OPINION
BASS, Justice.The appellant was convicted of unlawfully carrying a weapon and the jury assessed punishment at six months in jail and a $200.00 fine. Both the sentence and fine were probated pursuant to the jury’s recommendation.
The cause is reversed and remanded for a new trial.
The appellant had driven to her local bank in Angleton to cash a payroll check. While at the bank, an argument developed between the appellant and bank personnel concerning cash the bank had withheld from her check to cover an insufficient check given to the appellant by another. The bank refused to return the money and the argument escalated to the point where the appellant threatened to call the police. At that time an officer of the bank phoned the police himself. However, between the time the call was made and the police responded, the argument ended and appellant decided to leave. As she was driving away, the police officer who was responding to the call pulled in front of her car and blocked her exit from the parking lot. The appellant stopped, got out of her car, and walked to the patrol car. According to the officer’s testimony, the conversation became heated and eventually reached the point where the appellant was shouting obscenities. At that point she was arrested for disorderly conduct and was placed in the back of the police car. Her car was searched, and a *508handgun was found in the glove compartment.
Appellant’s second ground of error asserts that the trial court erred in denying the appellant’s request that the jury be instructed in accordance with article 38.23 of the Tex.Code Crim.Pro. (Vernon 1966), which states:
No evidence obtained by an officer or other person in violation of any provisions of the Constitution or laws of the State of Texas, or of the Constitution or laws of the United States of America, shall be admitted in evidence against the accused on the trial of any criminal case.

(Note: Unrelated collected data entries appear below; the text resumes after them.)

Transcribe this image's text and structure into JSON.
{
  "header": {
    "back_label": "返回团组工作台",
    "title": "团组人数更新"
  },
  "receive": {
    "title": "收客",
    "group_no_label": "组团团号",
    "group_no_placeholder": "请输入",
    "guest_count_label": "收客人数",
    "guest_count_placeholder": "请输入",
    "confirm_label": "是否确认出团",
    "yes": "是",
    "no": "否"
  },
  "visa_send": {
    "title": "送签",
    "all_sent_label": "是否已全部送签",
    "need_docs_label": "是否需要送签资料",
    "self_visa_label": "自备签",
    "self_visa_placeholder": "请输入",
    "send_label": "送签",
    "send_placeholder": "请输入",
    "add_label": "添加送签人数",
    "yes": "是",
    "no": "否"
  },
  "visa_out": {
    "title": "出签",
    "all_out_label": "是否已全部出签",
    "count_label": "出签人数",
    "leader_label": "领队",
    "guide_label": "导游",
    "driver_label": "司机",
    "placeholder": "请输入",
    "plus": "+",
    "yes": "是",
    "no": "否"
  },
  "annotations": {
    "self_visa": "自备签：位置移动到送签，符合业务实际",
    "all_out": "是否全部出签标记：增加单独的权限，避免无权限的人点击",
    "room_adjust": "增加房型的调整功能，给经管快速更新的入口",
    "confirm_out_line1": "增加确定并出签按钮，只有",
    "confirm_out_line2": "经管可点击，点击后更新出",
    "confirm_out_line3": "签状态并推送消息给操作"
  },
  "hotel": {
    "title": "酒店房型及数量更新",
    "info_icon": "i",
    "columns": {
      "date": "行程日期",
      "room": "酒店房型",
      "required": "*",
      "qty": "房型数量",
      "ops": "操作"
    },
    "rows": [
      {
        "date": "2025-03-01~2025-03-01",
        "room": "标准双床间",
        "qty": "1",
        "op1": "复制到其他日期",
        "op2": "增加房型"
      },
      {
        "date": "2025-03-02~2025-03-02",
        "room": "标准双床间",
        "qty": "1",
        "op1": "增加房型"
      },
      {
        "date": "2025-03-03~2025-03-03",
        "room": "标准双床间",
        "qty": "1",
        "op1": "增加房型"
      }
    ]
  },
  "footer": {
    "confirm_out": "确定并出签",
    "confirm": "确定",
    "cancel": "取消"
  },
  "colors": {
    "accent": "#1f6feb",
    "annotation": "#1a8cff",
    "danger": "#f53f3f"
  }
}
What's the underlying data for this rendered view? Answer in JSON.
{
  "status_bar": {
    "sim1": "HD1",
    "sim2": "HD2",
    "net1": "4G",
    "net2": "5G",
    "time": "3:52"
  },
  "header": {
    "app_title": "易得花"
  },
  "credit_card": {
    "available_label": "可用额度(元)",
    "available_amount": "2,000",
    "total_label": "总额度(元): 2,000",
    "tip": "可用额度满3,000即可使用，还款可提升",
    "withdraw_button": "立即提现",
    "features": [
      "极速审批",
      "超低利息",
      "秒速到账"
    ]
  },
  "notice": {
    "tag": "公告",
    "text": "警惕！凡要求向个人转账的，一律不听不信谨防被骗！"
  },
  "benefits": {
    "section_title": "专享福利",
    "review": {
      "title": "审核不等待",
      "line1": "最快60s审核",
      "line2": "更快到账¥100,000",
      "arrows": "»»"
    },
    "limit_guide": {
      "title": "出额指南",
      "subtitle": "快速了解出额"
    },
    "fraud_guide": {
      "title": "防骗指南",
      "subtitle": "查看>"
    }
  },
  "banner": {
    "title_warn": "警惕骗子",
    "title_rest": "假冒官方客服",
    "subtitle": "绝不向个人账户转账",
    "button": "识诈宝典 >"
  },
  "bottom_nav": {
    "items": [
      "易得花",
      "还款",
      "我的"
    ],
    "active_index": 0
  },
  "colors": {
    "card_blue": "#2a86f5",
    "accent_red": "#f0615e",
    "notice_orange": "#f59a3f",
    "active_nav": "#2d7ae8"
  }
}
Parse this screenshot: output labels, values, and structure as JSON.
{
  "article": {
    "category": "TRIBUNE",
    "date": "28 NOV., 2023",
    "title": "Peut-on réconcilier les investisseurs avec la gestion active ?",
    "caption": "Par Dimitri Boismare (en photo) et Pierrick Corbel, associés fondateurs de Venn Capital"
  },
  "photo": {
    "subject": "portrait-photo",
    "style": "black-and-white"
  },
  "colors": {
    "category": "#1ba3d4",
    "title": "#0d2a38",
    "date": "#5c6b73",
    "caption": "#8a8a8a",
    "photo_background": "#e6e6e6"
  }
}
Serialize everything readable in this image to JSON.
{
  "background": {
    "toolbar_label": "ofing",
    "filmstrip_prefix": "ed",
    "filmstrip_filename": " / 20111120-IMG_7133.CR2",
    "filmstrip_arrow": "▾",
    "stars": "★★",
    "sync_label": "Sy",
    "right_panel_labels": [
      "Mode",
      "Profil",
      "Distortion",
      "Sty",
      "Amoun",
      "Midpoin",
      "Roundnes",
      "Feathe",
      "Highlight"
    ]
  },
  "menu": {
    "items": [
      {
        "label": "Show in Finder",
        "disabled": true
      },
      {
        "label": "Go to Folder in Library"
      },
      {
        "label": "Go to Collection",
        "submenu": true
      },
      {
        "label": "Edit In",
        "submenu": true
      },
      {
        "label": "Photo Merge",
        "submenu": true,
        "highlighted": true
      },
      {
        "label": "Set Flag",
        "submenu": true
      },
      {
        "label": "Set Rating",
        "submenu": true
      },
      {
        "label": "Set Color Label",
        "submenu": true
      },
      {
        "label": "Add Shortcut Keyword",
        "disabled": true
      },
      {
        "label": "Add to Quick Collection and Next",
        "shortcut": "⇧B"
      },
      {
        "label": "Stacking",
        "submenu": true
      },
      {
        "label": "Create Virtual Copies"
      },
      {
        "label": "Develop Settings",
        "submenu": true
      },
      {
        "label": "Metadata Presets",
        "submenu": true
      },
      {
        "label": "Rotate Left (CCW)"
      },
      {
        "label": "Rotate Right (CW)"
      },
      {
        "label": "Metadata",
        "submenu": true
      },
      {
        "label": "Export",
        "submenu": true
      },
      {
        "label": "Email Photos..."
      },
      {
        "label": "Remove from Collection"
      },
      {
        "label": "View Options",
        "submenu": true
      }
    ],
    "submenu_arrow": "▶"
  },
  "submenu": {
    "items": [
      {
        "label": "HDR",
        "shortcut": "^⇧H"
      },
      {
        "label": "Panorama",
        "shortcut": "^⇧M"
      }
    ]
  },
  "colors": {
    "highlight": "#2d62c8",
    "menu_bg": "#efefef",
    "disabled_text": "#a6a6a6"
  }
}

In any case where the legal evidence raises an issue hereunder, the jury shall be instructed that if it believes, or has a reasonable doubt, that the evidence was obtained in violation of the provisions of this Article, then and in such event, the jury shall disregard any such evidence so obtained.
Where the evidence raises a fact issue as to probable cause, the defendant is entitled to have the jury instructed in accordance with Article 38.23, supra; Merriweather v. State, 501 S.W.2d 887 (Tex.Cr.App.1973); McElwee v. State, 493 S.W.2d 876 (Tex.Cr.App.1973).
In the instant case, the State attempted to justify the search of appellant’s automobile by asserting that the search was both incident to arrest and an inventory of an impounded automobile. The trial court ruled that the search was not an inventory but was conducted incident to a lawful arrest and was therefore permissible. Because both of these types of searches are exceptions to the probable cause requirement, Chimel v. California, 395 S.W.2d 752, 89 S.Ct. 2034, 23 L.Ed.2d 685 (1969); South Dakota v. Opperman, 428 U.S. 364, 96 S.Ct. 3092, 49 L.Ed.2d 1000 (1976), there would not be a material issue of probable cause for a search of either type. However, authorization for a search of either type rests on whether or not there was a valid custodial arrest, and in determining that question a showing of probable cause for the arrest is required. See Chimel, and Opperman, supra; Morr v. State, 631 S.W.2d 517 (Tex.Cr.App.1982).
In the case before the court, the appellant contested the issue of whether there was probable cause for her arrest when she took the stand and explicitly denied the truth of the officer’s testimony concerning the incident at the bank and the facts which would have constituted probable cause for the arrest. Appellant denied shouting obscenities, and testified that she quietly accompanied the police officers to the police station. If the jury believed her testimony, the police would not have been justified in arresting the appellant, and thus any fruits arising from the illegal arrest, i.e., the gun, would have been inadmissible at trial. Morr, supra. The appellant timely requested the instruction and had the right to have the jury determine that issue. We hold the trial court erred in refusing to submit the appellant’s request for a charge under art. 38.23. Jordan v. State, 562 S.W.2d 472 (Tex.Cr.App.1978).
The appellant’s second ground of error is sustained.
In view of this Court’s disposition of the appellant’s second ground of error, we need not address appellant’s other ground.
The judgment of the trial court is reversed and the cause is remanded for a new trial.